The Not So Great Fortune 500 Enterprise
By Mike Betron, Infoglide Software Director of Marketing
Of the various types of crime involving fraud, individual cases of people scamming workers’ compensation garner the most publicity. The stories typically read like this: “Joe Blow was drawing workers’ comp while working as a personal trainer, and after he was caught on video, he had to pay back $9000 and received a five-year suspended jail sentence.” While the human interest aspect of these stories, especially those including video of an injured worker involved in heavy physical activity, capture the most public attention, more organized activities impact the U.S. economy much more negatively.
The National Insurance Crime Bureau (NICB) recently released a comparison of reported instances of suspected insurance fraud for the first half of 2010 versus the first half of 2009. An article in the Charleston Post and Courier observed that “while there’s no definitive study to link the economic recession to insurance fraud, certain types of claims are rising as other forms of income, from stock dividends to paychecks, are drying up.
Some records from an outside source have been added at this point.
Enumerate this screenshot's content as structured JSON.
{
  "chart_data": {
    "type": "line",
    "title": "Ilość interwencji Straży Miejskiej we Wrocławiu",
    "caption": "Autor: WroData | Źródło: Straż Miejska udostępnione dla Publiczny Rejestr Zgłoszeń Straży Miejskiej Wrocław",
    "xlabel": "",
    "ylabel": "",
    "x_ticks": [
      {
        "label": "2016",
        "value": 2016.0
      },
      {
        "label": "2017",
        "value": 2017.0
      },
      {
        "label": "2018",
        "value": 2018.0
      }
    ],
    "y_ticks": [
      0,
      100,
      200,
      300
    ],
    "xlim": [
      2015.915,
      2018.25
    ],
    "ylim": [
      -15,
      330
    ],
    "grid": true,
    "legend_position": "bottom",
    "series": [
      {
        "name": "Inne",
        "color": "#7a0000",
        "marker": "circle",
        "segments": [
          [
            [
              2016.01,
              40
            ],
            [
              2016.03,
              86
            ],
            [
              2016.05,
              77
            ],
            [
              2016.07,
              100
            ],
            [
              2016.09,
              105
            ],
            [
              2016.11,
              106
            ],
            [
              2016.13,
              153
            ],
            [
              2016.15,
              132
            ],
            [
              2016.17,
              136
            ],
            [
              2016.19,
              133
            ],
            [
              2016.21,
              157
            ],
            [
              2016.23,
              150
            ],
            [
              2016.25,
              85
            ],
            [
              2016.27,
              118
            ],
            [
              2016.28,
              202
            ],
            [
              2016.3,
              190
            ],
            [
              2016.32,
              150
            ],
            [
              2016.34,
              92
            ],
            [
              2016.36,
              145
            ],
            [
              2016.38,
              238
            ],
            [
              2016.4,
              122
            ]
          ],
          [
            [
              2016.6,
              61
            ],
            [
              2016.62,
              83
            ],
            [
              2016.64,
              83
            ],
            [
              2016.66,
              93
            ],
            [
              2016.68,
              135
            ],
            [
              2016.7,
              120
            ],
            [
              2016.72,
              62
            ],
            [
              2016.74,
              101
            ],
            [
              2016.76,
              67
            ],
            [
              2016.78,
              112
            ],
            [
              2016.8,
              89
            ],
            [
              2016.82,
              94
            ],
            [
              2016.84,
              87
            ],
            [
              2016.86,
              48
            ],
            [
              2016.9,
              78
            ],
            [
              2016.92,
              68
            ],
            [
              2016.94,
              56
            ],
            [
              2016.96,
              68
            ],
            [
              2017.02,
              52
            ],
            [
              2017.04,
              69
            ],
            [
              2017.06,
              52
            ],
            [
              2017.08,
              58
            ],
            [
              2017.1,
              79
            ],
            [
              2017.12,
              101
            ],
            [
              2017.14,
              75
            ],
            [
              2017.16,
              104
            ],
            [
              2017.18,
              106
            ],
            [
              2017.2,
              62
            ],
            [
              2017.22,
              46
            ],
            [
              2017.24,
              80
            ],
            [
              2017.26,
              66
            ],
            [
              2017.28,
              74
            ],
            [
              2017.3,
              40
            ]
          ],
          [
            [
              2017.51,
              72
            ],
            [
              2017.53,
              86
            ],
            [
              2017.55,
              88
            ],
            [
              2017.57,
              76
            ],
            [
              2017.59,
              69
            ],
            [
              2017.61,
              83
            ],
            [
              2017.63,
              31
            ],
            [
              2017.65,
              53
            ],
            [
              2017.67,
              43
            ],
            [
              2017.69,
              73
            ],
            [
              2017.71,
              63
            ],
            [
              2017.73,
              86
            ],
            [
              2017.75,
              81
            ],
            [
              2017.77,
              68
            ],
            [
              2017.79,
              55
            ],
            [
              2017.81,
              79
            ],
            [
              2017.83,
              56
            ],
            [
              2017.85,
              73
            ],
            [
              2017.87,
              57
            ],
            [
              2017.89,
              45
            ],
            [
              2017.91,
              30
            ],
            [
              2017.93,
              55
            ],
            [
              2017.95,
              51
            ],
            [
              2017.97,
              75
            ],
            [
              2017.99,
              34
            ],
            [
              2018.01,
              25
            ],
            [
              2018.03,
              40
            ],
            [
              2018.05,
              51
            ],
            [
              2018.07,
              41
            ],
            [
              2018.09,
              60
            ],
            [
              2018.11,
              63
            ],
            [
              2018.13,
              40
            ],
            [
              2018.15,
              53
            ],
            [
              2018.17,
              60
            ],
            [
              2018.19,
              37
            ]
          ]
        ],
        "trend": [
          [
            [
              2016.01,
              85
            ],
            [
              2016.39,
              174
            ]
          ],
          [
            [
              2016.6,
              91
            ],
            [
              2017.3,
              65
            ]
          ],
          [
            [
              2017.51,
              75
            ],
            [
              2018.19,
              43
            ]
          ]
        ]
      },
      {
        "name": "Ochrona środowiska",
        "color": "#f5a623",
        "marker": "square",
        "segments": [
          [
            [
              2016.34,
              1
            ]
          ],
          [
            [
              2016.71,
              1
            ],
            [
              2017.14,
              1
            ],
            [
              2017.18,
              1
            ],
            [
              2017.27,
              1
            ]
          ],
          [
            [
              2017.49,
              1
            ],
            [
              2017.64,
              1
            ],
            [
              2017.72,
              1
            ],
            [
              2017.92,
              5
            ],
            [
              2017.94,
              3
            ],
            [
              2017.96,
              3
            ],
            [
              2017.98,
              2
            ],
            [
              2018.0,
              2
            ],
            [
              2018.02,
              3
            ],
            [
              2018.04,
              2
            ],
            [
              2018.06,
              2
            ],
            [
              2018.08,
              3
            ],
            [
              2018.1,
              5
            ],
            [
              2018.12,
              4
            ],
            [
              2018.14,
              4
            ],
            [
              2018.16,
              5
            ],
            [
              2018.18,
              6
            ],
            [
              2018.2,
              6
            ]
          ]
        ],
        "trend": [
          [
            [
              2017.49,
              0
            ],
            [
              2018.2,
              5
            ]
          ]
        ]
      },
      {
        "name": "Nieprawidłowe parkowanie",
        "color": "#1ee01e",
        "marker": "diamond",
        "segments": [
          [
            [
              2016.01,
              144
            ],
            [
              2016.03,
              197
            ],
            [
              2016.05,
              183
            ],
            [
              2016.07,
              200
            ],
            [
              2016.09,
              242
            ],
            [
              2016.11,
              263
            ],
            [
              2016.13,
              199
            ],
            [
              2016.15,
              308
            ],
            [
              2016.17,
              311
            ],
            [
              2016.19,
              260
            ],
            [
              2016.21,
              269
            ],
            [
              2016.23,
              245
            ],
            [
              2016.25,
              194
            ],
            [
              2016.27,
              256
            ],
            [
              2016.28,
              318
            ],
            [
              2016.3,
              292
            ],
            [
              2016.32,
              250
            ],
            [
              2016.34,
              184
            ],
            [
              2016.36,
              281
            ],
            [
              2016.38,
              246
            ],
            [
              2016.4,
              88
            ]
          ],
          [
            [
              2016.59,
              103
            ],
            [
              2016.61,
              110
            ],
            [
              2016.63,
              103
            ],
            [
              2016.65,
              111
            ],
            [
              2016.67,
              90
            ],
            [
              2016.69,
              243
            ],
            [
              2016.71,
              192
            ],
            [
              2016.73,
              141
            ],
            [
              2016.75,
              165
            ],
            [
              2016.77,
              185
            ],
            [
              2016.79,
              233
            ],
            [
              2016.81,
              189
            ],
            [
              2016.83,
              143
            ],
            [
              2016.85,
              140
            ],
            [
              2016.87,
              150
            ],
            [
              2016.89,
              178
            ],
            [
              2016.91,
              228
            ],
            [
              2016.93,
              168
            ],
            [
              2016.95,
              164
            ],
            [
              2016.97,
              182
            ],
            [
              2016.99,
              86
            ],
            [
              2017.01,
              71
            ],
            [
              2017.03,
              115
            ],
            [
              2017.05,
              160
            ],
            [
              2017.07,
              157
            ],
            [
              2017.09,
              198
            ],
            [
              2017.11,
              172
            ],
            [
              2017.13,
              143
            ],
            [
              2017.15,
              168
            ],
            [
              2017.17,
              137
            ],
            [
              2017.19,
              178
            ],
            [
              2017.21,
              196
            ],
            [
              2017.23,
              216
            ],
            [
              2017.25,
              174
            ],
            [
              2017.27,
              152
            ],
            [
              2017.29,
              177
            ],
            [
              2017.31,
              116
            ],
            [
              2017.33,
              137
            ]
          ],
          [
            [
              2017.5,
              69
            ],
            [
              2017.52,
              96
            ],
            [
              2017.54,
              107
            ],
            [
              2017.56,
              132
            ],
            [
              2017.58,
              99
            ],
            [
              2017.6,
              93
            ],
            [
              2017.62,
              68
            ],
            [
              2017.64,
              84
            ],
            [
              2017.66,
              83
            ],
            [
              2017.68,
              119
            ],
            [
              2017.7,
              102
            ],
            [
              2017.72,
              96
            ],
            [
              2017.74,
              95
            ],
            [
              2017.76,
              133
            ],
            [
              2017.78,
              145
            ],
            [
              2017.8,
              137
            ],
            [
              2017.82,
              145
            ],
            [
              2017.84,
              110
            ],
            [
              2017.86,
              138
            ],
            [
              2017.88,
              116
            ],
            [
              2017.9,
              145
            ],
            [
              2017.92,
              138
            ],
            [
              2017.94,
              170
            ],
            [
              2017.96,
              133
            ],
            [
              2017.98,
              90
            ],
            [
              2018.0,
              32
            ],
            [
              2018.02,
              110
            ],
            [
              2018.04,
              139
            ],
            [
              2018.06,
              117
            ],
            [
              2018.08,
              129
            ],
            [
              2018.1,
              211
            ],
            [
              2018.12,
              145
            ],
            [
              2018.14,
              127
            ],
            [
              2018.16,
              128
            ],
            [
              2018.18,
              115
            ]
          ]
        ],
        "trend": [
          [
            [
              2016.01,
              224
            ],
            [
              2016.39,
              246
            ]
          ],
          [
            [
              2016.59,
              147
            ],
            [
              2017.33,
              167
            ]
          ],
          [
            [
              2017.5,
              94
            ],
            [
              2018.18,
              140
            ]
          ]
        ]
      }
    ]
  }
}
And the trend is creating more work for the parties who work together to fight insurance fraud.”
In highlighting the cost of fraud three years ago in IdentityResolutionDaily, we tagged it as a tax on all of us. The Post and Courier article said that “those types of insurance cost more than $85 billion a year, spreading an extra cost of $1,030 per year to the average household. ‘If insurance fraud was a business, it would be a top Fortune 500 company,” the A.G.’s website states.’”
The bad news is that this “Fortune 500” fraud enterprise is big and growing; the good news is that the more organized it gets, the more detectable it becomes using entity resolution.